Un nuovo rinvio, il ventisettesimo, ma qualcosa nel caso dei due fucilieri di Marina in India è cambiato davvero. Nell’udienza lampo davanti alla Corte suprema indiana l’accusa ha formalizzato – senza entrare nei dettagli – la decisione di chiedere l’applicazione del Sua act, la legge anti pirateria, escludendo nel contempo il rischio della pena di morte.

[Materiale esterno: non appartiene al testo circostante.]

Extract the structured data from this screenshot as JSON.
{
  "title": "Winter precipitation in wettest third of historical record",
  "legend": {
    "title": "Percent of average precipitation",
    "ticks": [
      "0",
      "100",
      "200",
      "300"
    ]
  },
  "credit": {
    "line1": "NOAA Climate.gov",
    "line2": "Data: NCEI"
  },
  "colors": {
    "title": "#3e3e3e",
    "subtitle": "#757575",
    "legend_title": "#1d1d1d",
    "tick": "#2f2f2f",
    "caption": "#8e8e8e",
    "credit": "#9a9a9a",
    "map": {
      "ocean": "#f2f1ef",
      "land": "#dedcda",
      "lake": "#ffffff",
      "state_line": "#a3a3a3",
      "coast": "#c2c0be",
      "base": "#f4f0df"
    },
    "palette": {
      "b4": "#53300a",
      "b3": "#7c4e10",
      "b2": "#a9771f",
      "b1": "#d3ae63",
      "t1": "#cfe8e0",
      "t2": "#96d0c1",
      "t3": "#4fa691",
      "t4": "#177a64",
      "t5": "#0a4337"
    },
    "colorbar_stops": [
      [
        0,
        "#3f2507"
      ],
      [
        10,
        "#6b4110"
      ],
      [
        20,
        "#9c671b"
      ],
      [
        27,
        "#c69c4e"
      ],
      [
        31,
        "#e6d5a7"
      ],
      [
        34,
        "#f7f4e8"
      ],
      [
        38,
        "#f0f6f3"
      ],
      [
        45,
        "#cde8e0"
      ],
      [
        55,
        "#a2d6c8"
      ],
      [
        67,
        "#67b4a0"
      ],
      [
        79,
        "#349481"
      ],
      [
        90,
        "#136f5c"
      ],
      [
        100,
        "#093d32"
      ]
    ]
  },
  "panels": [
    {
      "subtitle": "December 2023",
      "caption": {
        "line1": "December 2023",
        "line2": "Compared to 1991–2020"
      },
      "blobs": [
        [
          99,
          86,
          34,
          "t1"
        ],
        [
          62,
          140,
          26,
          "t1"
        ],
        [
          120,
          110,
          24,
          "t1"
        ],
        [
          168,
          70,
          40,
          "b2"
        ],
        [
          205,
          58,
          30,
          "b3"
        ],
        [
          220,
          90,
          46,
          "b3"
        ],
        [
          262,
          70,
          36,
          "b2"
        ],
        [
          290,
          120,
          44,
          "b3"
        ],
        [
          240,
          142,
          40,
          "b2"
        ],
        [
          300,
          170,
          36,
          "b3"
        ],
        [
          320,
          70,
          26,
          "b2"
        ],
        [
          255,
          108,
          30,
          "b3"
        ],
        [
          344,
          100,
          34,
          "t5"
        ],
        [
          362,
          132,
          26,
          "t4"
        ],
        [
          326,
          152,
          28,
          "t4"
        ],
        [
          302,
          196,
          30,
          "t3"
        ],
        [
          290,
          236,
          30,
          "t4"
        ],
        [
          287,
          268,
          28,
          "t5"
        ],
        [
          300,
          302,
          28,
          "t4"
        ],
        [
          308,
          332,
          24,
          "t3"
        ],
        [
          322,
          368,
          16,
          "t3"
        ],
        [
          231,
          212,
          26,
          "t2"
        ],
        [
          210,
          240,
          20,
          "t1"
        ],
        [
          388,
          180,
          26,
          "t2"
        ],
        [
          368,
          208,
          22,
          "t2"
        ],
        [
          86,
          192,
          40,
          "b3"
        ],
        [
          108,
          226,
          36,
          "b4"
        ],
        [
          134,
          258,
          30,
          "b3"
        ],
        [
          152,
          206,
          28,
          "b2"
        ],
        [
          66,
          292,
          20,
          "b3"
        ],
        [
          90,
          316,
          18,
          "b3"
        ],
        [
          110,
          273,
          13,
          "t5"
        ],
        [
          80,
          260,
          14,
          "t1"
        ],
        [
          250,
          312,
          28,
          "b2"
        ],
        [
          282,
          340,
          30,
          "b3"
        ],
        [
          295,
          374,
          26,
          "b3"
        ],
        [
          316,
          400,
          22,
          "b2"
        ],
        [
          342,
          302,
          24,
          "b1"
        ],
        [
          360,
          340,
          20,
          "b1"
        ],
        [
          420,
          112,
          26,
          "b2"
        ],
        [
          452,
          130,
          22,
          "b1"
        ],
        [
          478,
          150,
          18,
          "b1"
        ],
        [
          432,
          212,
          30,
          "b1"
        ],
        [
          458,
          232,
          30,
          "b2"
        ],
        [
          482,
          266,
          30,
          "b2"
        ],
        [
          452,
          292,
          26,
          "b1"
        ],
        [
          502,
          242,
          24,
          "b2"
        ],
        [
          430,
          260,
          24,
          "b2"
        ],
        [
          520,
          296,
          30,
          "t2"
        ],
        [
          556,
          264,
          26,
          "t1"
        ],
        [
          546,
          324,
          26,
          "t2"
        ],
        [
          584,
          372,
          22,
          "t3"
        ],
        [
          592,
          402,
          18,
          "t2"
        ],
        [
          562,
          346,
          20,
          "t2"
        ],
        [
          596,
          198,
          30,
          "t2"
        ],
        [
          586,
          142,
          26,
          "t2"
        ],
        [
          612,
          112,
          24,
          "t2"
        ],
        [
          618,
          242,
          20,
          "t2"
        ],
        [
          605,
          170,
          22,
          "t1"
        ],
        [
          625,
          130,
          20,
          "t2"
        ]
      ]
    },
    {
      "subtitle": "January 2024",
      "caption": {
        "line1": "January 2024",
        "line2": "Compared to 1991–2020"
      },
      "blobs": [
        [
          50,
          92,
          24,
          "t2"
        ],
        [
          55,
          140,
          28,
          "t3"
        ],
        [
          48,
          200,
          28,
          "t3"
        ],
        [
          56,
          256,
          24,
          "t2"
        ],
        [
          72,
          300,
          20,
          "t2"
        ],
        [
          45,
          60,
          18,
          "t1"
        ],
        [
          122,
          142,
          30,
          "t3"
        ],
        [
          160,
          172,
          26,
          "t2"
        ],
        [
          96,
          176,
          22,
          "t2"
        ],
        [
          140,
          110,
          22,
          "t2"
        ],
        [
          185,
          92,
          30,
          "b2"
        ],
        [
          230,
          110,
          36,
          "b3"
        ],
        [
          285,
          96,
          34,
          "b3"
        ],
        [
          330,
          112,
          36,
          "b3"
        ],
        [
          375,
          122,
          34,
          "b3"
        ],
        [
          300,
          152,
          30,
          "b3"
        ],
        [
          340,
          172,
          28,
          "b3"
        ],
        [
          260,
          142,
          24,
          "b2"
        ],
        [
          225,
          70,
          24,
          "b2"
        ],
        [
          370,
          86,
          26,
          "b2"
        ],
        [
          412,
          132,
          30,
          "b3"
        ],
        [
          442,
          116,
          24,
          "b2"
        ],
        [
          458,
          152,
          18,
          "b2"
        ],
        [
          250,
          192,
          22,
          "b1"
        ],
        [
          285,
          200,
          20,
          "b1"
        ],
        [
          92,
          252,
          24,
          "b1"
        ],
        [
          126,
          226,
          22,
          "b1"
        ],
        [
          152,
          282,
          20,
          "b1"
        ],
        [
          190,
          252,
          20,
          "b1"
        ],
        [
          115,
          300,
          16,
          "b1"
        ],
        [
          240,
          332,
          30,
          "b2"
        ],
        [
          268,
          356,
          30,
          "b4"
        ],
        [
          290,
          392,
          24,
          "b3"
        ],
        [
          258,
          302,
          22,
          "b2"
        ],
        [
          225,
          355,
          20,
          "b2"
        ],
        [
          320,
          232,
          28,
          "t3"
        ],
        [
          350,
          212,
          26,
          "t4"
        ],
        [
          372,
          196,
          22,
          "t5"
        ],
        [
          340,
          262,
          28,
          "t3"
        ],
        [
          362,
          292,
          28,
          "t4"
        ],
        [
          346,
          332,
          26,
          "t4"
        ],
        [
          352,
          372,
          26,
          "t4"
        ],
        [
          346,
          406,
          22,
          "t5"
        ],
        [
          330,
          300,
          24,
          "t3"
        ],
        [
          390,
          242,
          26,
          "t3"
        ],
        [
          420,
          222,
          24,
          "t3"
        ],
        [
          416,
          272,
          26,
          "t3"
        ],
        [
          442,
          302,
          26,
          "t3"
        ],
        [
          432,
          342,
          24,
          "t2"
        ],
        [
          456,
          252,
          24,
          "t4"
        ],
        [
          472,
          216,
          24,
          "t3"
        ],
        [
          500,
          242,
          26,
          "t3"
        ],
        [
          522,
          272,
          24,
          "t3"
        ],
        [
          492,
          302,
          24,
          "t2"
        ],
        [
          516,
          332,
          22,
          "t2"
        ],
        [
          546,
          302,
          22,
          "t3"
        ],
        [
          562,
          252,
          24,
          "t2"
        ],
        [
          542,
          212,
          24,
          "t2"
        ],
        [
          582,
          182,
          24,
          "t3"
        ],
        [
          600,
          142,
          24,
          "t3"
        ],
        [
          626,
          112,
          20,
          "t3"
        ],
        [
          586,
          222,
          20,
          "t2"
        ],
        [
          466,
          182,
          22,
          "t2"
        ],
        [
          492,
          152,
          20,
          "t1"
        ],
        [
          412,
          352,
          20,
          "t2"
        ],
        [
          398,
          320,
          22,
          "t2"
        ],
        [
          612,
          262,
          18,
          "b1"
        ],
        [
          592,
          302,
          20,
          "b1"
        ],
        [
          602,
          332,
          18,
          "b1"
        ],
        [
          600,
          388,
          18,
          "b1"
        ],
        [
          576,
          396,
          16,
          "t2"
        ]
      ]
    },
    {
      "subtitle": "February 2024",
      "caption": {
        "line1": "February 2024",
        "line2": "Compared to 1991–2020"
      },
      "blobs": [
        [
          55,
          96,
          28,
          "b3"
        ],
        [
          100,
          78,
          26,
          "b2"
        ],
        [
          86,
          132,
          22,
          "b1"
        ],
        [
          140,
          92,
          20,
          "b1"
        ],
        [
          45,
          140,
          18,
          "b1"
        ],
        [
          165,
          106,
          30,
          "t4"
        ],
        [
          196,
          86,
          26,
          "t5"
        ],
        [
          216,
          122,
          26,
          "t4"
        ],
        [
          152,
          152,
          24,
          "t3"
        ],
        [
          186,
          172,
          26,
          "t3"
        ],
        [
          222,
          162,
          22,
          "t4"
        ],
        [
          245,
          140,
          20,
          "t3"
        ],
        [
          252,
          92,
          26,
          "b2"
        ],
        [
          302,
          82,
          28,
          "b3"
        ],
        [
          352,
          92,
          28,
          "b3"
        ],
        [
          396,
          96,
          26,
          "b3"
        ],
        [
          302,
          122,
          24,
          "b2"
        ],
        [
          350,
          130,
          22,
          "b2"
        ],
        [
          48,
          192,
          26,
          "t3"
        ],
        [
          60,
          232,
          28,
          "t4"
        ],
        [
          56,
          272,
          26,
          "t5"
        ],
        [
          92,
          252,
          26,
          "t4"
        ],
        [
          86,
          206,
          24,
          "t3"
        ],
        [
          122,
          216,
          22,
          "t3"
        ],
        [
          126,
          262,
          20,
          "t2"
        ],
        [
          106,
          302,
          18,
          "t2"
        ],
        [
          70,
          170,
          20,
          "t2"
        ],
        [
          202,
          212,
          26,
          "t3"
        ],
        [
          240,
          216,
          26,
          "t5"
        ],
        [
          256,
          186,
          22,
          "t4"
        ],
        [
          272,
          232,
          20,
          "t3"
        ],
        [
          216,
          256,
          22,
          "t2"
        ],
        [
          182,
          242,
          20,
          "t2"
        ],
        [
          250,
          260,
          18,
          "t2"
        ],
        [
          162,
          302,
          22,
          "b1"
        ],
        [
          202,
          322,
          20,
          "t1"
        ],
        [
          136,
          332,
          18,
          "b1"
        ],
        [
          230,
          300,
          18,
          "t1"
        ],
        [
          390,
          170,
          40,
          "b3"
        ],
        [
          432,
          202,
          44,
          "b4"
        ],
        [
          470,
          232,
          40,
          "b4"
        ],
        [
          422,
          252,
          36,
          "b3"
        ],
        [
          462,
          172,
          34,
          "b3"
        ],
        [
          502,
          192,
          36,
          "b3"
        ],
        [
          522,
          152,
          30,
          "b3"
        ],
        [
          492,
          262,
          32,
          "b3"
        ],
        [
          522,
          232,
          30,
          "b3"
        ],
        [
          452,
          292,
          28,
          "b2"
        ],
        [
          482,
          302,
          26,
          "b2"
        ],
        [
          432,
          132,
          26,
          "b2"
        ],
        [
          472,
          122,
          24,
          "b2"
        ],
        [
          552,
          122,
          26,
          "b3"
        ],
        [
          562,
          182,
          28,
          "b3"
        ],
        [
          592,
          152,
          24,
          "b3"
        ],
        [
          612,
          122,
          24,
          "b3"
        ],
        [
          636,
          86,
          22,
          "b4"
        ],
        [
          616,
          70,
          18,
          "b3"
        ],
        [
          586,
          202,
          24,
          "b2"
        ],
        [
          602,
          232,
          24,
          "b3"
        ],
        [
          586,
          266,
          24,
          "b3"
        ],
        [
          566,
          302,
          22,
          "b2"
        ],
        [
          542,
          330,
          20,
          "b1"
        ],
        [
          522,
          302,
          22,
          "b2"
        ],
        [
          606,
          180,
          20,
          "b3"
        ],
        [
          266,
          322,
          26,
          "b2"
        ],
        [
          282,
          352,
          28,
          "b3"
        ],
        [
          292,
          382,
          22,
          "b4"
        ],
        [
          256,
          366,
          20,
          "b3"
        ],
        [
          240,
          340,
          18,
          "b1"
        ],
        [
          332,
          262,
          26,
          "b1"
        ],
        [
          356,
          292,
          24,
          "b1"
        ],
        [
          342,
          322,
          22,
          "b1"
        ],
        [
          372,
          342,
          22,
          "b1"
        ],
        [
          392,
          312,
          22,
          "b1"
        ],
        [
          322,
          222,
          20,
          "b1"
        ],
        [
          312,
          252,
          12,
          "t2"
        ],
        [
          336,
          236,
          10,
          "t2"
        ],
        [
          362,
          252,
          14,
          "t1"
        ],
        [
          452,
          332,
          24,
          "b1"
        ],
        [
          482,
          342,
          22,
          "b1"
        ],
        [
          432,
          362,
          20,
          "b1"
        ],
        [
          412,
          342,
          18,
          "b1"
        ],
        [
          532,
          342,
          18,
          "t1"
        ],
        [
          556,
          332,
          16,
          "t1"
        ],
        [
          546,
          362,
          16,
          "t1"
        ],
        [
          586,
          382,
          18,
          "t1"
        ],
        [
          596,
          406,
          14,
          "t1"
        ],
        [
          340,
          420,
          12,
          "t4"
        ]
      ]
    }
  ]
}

Un artificio legale che, secondo le indiscrezioni, sarebbe messo in atto accusando Salvatore Girone e Massimiliano Latorre di «violenza contro l’equipaggio di un’imbarcazione», capitolo «a» dell’articolo 3 della legge, per una pena massima di 10 anni di detenzione. Rinunciando all’accusa di omicidio, il procuratore generale Vahanvati toglierebbe dal panorama dell’ipotetico, una volta per tutte, lo spauracchio della pena di morte. Non è da escludere che l’accusa possa procedere contro i due marò per l’omicidio – intenzionale o colposo – di Ajesh Binki e Valentine Jelastine, presentando l’impegno ufficiale del governo indiano a non contemplare la pena di morte nel dibattimento, evitando grattacapi burocratici.

Pena di morte o meno, il Sua act per l’Italia rappresenta una scelta «inaccettabile», parafrasando un tweet del presidente del consiglio Enrico Letta, poiché equiparerebbe i due militari in servizio anti pirateria a due pirati. Questa la risposta formale e indignata degli esponenti del governo italiano, col ministro degli Esteri Bonino che, respingendo l’idea di un’Italia «paese terrorista» in virtù della sentenza, minaccia – tra le strade legali percorribili – un ricorso italiano al Tribunale del Mare dell’Onu. Il pool di giudici della Corte suprema si pronuncerà in merito il 18 febbraio, quando sul piatto della bilancia peseranno anche le obiezioni mosse dalla difesa dei marò, che ha sottolineato come ricorrere al Sua act sia in contrasto con la precedente sentenza della Corte suprema del gennaio 2013 (la legge anti pirateria, all’epoca, non era contemplata) e ribadito la richiesta di rimpatrio di Latorre e Girone fino al termine delle indagini.

Le motivazioni che hanno spinto l’accusa ad abbracciare una legge così «dura» potrebbero essere molteplici: un eccesso di aderenza alla burocrazia che lega la National Investigation Agency (Nia) all’utilizzo di leggi federali anti terrorismo; la rappresaglia per il mancato rispetto degli impegni presi dall’Italia circa la deposizione degli altri quattro marò, interrogati in via telematica dall’ambasciata indiana a Roma (che si aggiunge all’imbarazzante gestione Terzi del ritorno in India dei marò nel febbraio 2013); mostrare all’elettorato un’India governata dall’Indian National Congress (Inc) dell’«italiana» Sonia Gandhi come un paese intransigente, in vista delle politiche imminenti; creare un precedente intimidatorio, per ituazioni analoghe future che possono coinvolgere terroristi pakistani o le guardie costiere cingalesi e bangladesi, che pattugliano territori contesi. Rimane il fatto che il caso Enrica Lexie, a quasi due anni dall’arresto dei marò, rischia di essere fagocitato dalla campagna elettorale in corso, con l’Inc alla ricerca di consensi e la destra indiana del Bharatiya Janata Party (Bjp) pronta ad accusare di favoritismi Sonia Gandhi.

Analizzando il testo del Sua act, le ragioni dell’opposizione italiana alla legge anti pirateria – versione indiana di una Convenzione internazionale, ratificata da India e Italia – hanno dei risvolti più strategici che di facciata.
L’articolo 13 prevede la cosiddetta «inversione dell’onere della prova»: in presenza di indizi di colpevolezza sostanziali come la prova di ricorso alla forza letale e il sequestro di armi da fuoco e proiettili compatibili coi fori repertati sulla scena del crimine – elementi che l’India dice di avere in proprio possesso – «la Corte dovrà presumere, se non sarà provato il contrario, che gli accusati abbiano commesso il reato». Un’eventualità che, visto il contesto probatorio decisamente ingarbugliato, l’Italia ha intenzione di scongiurare con ogni mezzo.